Valuation of Bioprospecting Samples: Approaches, Calculations, and Implications for Policy-Makers
Abstract: In this chapter, the revenue consequences of varying collection fees and royalties with regard to germplasm prospecting contracts are demonstrated. Principal factors are the uncertainty of finding marketable products and the value of these products. Negotiation factors are finding a good balance between collection (initial) fees as opposed to royalty (delayed) payments. Emphasizing collection fees reduces total payments except when national interest rates are very high. Reducing the risk of failure through in-country screening, including the use of indigenous knowledge, is a potentially valuable activity. Issues for contract negotiators are outlined and the implications for biodiversity conservation discussed. Conceptually, the highest valuation approach, royalties, will most encourage conservation, but as the future is typically heavily discounted, collection payments may get more attention and be most effective. Policy considerations for national governments, nongovernmental organization (NGOs), and development agencies are reviewed and it is concluded that grants/loans and training/equipment for in-country screening should be given a high priority as a potentially viable activity in the long term.

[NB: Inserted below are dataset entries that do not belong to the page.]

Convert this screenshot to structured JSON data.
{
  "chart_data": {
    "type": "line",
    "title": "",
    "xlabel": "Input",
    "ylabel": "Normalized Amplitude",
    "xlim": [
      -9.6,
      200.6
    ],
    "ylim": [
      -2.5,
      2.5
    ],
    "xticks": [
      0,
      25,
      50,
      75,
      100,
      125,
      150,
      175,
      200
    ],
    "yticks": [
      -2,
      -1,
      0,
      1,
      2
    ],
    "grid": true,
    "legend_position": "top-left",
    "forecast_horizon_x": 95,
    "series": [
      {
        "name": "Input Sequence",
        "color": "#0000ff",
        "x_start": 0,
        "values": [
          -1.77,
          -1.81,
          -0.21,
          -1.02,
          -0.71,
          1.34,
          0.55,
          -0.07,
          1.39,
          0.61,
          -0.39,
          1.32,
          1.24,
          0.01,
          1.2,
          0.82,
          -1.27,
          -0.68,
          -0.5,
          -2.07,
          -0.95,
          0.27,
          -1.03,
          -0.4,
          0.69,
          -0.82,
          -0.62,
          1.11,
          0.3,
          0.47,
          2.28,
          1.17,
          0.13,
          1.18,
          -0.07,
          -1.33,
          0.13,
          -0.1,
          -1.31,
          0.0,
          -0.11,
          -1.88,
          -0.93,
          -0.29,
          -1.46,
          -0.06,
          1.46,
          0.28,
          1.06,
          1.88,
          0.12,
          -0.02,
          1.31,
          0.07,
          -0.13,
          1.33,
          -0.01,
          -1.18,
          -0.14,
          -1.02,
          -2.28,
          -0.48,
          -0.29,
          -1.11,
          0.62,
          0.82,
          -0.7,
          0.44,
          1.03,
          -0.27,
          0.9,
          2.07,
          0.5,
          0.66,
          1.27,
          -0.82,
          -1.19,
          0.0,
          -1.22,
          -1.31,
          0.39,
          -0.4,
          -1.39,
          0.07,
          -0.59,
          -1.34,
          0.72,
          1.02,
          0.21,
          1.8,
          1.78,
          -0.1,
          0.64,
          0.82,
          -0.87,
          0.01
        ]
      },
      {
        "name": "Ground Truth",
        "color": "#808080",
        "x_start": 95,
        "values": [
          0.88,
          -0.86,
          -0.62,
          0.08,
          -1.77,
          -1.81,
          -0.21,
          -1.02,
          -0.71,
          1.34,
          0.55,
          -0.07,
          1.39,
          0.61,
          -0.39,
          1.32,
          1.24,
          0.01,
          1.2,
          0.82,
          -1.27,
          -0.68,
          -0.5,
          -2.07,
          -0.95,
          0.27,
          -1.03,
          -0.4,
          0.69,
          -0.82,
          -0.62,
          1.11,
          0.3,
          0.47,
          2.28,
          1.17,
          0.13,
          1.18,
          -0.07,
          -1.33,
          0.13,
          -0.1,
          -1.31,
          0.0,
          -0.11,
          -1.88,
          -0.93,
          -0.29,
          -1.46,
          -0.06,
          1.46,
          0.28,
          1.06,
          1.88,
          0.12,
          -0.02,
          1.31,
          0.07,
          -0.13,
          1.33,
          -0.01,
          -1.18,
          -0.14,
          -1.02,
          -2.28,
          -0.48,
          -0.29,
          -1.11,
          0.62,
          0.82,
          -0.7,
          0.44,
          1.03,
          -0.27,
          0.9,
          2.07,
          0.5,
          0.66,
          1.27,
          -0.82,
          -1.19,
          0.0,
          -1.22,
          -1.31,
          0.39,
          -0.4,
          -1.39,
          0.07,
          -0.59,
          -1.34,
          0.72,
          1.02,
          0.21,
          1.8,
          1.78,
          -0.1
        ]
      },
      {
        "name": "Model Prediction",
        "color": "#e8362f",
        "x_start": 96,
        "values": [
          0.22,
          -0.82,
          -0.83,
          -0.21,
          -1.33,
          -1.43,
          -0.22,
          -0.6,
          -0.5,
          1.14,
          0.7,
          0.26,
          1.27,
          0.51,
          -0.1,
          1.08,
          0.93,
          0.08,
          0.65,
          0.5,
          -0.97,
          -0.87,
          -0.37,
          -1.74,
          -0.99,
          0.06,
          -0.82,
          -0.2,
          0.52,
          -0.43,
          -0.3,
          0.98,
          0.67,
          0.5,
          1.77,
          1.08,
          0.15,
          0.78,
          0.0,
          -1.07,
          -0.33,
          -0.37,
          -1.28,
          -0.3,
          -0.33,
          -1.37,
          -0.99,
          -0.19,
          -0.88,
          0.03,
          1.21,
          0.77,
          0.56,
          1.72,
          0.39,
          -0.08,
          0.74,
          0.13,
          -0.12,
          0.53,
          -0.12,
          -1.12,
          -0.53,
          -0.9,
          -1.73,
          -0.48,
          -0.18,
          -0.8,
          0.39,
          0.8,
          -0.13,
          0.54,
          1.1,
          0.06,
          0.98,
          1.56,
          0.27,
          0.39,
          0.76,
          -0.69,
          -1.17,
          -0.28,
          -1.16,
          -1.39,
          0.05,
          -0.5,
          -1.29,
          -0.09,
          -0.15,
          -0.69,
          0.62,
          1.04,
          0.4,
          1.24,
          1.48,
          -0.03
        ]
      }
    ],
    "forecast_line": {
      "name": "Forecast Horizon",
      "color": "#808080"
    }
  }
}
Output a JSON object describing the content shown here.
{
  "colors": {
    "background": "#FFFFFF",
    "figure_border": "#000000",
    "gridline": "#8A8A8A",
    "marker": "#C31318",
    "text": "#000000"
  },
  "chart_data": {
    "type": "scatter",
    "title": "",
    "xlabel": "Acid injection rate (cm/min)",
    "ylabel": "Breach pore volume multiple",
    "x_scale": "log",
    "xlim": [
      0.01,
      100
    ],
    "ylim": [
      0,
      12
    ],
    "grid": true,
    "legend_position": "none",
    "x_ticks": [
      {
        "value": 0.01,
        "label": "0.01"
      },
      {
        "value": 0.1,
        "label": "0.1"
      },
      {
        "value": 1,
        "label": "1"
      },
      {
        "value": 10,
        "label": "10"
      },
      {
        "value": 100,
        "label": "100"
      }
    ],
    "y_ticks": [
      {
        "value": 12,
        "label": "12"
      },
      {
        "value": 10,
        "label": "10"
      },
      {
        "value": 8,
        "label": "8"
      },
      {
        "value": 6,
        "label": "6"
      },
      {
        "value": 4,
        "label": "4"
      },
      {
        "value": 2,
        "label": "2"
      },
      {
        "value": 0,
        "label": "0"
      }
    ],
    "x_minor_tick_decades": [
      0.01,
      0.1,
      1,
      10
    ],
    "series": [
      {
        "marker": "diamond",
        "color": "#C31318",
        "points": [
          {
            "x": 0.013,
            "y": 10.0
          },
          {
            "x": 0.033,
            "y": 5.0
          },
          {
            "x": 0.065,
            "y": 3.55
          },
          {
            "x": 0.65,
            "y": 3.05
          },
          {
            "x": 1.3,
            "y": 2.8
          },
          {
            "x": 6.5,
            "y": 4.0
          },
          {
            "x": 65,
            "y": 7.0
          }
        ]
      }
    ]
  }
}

It should be noted that the figures and calculations in this chapter are merely for illustration. The valuation of samples, and by extension a country’s biodiversity, is a negotiation and will depend on many factors, including alternative investment options by a company, alternative technologies that could be used for lead compounds, interest rates, and a range of risk factors, such as the political situation in a given country surrounding the national debate on bioprospecting. The latter point is a key factor: valuation is always a calculation that has important political consequences. Another complicating factor is the need for confidentiality with which a country and company will hold its overall business estimates. Neither a company nor a country will be likely to share their valuation basis purely for negotiation purposes and because neither want to tip off other entities about the opportunity. It is therefore concluded that, from a practical perspective, the proper valuation is the one that (1) provides the country with compensation and other benefits such that it does not feel taken advantage of and can withstand criticism from its constituents and (2) provides the licensee (typically a company) with a reasonable cost of obtaining the crucial raw or semifinished goods it requires as an input to its business.